Olaf Merk, a ports and shipping expert at the ITF, compares big shipping companies with Big Ag (agriculture), noting striking similarities. “In both agriculture and container shipping, policies – notably those of the European Union – are designed to pursue economies of scale,” he writes in Transport Policy Matters. “In agriculture the tool was subsidies; container shipping’s equivalent is the tonnage tax. Both sectors have special regimes that make them hybrids: market-driven sectors in name, but dependent on public support in practice.
“There is of course another major difference: agriculture is vital, [but] container shipping is essential to the extent that global trade is. With many world leaders pleading for more regional sourcing, long-range containerised transport might be less inevitable than thought – which opens the perspective for possible fundamental change.

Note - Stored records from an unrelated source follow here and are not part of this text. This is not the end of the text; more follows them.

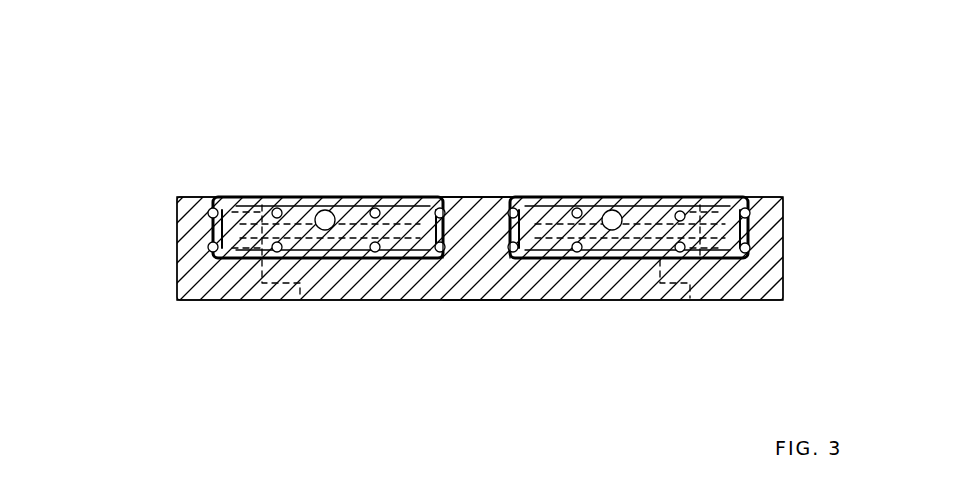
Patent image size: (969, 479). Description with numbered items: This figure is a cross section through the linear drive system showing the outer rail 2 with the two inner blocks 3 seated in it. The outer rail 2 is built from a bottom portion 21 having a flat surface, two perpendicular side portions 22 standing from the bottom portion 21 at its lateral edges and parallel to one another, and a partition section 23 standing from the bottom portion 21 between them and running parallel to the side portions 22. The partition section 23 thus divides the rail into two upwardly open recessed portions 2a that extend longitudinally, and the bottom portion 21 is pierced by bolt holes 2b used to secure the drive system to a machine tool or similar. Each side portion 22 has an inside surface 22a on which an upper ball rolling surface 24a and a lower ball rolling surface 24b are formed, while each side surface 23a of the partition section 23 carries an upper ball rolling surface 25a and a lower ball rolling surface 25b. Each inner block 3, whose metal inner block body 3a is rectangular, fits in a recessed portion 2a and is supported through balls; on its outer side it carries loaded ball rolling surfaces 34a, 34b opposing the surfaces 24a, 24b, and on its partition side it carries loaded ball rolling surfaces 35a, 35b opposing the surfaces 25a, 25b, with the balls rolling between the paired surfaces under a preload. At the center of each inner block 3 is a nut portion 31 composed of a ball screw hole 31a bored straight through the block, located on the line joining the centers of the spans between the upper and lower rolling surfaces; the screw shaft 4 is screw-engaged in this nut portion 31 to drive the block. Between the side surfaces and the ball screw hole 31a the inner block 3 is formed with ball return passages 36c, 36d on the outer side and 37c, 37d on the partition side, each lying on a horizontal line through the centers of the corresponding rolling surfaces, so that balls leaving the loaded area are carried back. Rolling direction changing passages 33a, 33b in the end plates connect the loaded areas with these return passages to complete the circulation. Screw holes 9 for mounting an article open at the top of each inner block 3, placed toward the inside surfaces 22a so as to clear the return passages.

The outer rail 2 is at (172, 226).
The perpendicular side portion 22 is at (177, 270).
The ball rolling surface 24a is at (210, 198).
The ball rolling surface 24b is at (178, 300).
The inside surface 22a is at (222, 198).
The loaded ball rolling surface 34a is at (228, 198).
The loaded ball rolling surface 34b is at (218, 258).
The rolling direction changing passage 33a is at (255, 198).
The rolling direction changing passage 33b is at (232, 258).
The ball return passage 36c is at (268, 198).
The ball return passage 36d is at (285, 198).
The screw hole 9 is at (266, 198).
The screw shaft 4 is at (322, 198).
The nut portion 31 is at (345, 198).
The ball screw hole 31a is at (358, 198).
The inner block 3 is at (372, 192).
The ball return passage 37c is at (395, 198).
The ball return passage 37d is at (437, 198).
The loaded ball rolling surface 35a is at (433, 198).
The loaded ball rolling surface 35b is at (415, 300).
The side surface 23a is at (445, 198).
The partition section 23 is at (482, 200).
The ball rolling surface 25a is at (507, 198).
The ball rolling surface 25b is at (440, 300).
The bottom portion 21 is at (488, 292).
The recessed portion 2a is at (337, 300).
The bolt hole 2b is at (263, 300).
The inner block body 3a is at (303, 300).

Merk suggests we need to look to a future not necessarily based on the economies of scale, pointing out that “it has been stimulated by public policies – and these policies can change”.
Smaller could be better after all
There are certainly economies of scale in maritime, says shipping economist Martin Stopford, suggesting that coastal shipping could seize much more road and rail cargo in the coming decades by moving away from the hub-and-spoke, and towards a point-to-point model. Shipping is, after all, the most carbon-efficient of all transport modes by far, based on cargo carried.
Smaller, shallow-draught vessels would have much greater flexibility, able to call closer to the end user. “...It seems likely that in the coming decades there will be more interest in developing business to business (B2B) shipping services to link the outlying areas of regional economies, both in Asia, Europe and elsewhere,” Stopford writes in his ‘Three Maritime Scenarios 2020-2050’ report.
“Coastal shipping using UBER-style information technology to manage door-to-door transport will divert high-carbon cargo away from congested roads and rail to short sea shipping services. This will create a growing demand for small ships, but using the biggest small ships possible to obtain economies of scale.”
This could diminish emissions by as much as 100g of CO2 per tonne/km even before any work is done on replacing engines with low-or-zero-carbon alternatives. And smaller vessels on shorter voyages also provide the opportunity to develop these fuels and hybrid systems in the near term, as is already evident across a wide range of projects, notably in northern Europe.
“The short sea shipping industry will also provide the ideal testing ground for the new digital technology, including on-board systems; batteries; and semi-autonomous vessels,” Stopford says.
Charlie Bartlett is a freelance maritime writer.